The problem with defending government as the guardian of security and equality is that it endorses a passive conception of politics and people in which the citizen is a recipient of the state’s benevolence rather than an agent in her own right. The government doles out protection or largesse, and she takes it in. In neither case does—or need—she do anything. Security and equality are also static ideals. How do you know if men and women are secure or equal? If each is fixed and fastened to a certain place or position? When men and women are boxed in like that, movement, the most basic form of freedom, can seem threatening.

Security and equality are critical values, but they are means to an end. The reason we value security is that it enables us to act freely, without fear. The reason we value equality is that inequality is the throughway of domination: someone with vastly more resources than I—an employer, for example—can coerce and control me, abridge my freedom. By emphasizing security and equality, we focus on the means and lose sight of the end.

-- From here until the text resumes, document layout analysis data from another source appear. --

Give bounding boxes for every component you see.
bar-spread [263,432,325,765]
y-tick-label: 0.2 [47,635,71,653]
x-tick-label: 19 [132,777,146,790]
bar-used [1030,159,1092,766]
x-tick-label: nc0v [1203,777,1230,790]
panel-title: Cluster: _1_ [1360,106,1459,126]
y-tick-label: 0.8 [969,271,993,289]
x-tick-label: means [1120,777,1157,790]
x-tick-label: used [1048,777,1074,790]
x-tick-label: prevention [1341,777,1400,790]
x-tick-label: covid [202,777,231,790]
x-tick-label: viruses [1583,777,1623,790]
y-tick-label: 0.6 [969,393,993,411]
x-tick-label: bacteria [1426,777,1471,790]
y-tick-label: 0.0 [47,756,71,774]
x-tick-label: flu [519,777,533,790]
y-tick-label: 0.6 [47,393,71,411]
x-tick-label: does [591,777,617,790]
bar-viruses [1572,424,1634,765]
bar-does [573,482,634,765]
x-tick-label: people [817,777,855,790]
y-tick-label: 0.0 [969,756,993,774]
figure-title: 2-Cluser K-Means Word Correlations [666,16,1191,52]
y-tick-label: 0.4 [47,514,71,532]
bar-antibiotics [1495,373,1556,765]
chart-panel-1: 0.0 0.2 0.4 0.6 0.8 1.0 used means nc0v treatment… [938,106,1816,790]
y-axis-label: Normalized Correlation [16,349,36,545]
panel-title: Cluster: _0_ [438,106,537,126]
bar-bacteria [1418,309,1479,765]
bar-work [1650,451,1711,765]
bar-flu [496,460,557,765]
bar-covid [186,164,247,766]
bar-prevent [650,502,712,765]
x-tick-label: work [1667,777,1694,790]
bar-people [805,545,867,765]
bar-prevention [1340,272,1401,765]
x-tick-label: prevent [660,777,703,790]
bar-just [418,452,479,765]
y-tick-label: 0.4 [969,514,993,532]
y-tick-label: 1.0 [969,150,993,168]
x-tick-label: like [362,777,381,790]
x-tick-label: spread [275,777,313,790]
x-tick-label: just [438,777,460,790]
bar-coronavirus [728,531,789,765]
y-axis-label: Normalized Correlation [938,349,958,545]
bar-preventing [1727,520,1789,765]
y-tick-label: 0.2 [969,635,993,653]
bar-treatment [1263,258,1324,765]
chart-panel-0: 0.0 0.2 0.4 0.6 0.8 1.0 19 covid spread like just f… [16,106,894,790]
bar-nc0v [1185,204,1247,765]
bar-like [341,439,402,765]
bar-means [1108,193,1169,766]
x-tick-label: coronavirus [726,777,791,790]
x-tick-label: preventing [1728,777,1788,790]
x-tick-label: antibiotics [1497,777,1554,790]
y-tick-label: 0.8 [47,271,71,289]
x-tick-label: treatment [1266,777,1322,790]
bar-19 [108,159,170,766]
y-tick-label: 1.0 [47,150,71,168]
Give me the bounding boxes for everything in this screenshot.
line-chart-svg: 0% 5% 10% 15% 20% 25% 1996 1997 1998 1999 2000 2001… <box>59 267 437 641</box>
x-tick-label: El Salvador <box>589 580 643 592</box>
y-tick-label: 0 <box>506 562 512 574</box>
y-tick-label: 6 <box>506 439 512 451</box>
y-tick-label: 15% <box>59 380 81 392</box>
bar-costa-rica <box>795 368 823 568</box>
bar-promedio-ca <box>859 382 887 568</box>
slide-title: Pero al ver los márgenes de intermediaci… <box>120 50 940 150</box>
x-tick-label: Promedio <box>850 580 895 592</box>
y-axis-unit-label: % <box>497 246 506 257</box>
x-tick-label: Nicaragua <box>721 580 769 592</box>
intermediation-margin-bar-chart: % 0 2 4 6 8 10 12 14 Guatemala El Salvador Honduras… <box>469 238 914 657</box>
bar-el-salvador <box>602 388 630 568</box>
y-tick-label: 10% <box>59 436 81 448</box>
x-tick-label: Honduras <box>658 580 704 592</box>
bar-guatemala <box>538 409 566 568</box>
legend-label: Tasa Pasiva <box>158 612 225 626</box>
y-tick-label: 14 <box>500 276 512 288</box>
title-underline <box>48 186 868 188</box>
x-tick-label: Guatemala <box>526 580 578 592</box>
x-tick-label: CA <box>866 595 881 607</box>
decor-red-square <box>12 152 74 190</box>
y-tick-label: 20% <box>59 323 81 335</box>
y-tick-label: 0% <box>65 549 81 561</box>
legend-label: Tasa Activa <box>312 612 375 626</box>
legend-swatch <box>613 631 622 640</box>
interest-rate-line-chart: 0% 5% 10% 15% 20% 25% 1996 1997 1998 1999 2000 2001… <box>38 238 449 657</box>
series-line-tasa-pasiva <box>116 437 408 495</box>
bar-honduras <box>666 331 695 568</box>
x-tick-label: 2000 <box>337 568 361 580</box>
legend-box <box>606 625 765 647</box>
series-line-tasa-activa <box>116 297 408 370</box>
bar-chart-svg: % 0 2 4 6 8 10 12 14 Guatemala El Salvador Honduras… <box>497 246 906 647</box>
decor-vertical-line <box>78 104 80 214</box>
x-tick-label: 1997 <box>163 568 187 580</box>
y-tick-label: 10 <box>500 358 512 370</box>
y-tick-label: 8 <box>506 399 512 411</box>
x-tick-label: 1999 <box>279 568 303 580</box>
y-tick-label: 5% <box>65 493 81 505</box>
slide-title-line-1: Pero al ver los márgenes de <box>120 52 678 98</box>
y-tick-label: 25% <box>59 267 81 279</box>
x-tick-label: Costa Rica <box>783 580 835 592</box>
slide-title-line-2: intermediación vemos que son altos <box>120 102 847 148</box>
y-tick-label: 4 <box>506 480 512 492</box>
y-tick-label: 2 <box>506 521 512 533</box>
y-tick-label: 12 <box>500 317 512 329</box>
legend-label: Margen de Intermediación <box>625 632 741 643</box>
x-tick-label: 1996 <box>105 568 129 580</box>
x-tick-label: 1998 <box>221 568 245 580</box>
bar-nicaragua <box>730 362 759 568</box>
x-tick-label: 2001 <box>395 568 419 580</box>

The politics of freedom does not dismiss the value or importance of state resources. But rather than conceiving of them as protections against the hazards of the market or indices of public compassion, it sees them as sources of power, as the tools and instruments of personal and collective advance. Armed with universal healthcare, unemployment benefits, public pensions and the like, I am less vulnerable to the coercions and castigations of an employer or partner. Not only do I have the option of leaving an oppressive situation; I can confront and change it—for and by myself, for and with others. I am emboldened not to avoid risks but to take risks: to talk back and walk out, to engage in what John Stuart Mill called, in one of his lovelier phrases, “experiments in living.”

* * *

The politics of freedom is a politics of individual and collective emancipation. Frederick Douglass discovered his freedom, negative and positive, when he raised his hand against his overseer. After that, he realized, though he might remain a “slave in form,” he would never again be a “slave in fact.” The politics of freedom similarly understands liberty as, above all, a claim against—and a movement to overcome—oppressive forms of power, particularly in the private spheres of the workplace and the family.

That is why the politics of freedom refuses to view the state as the conservative does: as a constraint. Or as the welfare-state liberal does: as a distributive machine. Instead, it views the state the way the abolitionist, the trade unionist, the civil rights activist and the feminist do: as an instrument for disrupting the private life of power. The state, in other words, is the right hand to the left hand of social movement.

The question for the left today is twofold. First, how do we formulate this argument in an age when capitalism goes unquestioned? At previous moments of liberal ascendancy, revolution was a potent threat and social democracy a viable alternative, if not in the United States, then at least elsewhere. For all its repressive effects, the cold war helped spur domestic reform. Today the United States is the global hegemon; China, its only potential competitor, offers no ideological threat to its economic system. Whether it is possible to mount a challenge to current economic arrangements without that threat remains to be seen.

Second, and perhaps more important, can we formulate this argument at all? During the Great Recession, much has been written about reviving the policies of the New Deal. Though well-intentioned, this focus on policy suggests that thirty years of conservative control has left us ill-equipped to counter the power of the businessman with first principles. It’s long past time for us to start talking and arguing about those first principles, especially the principle of freedom.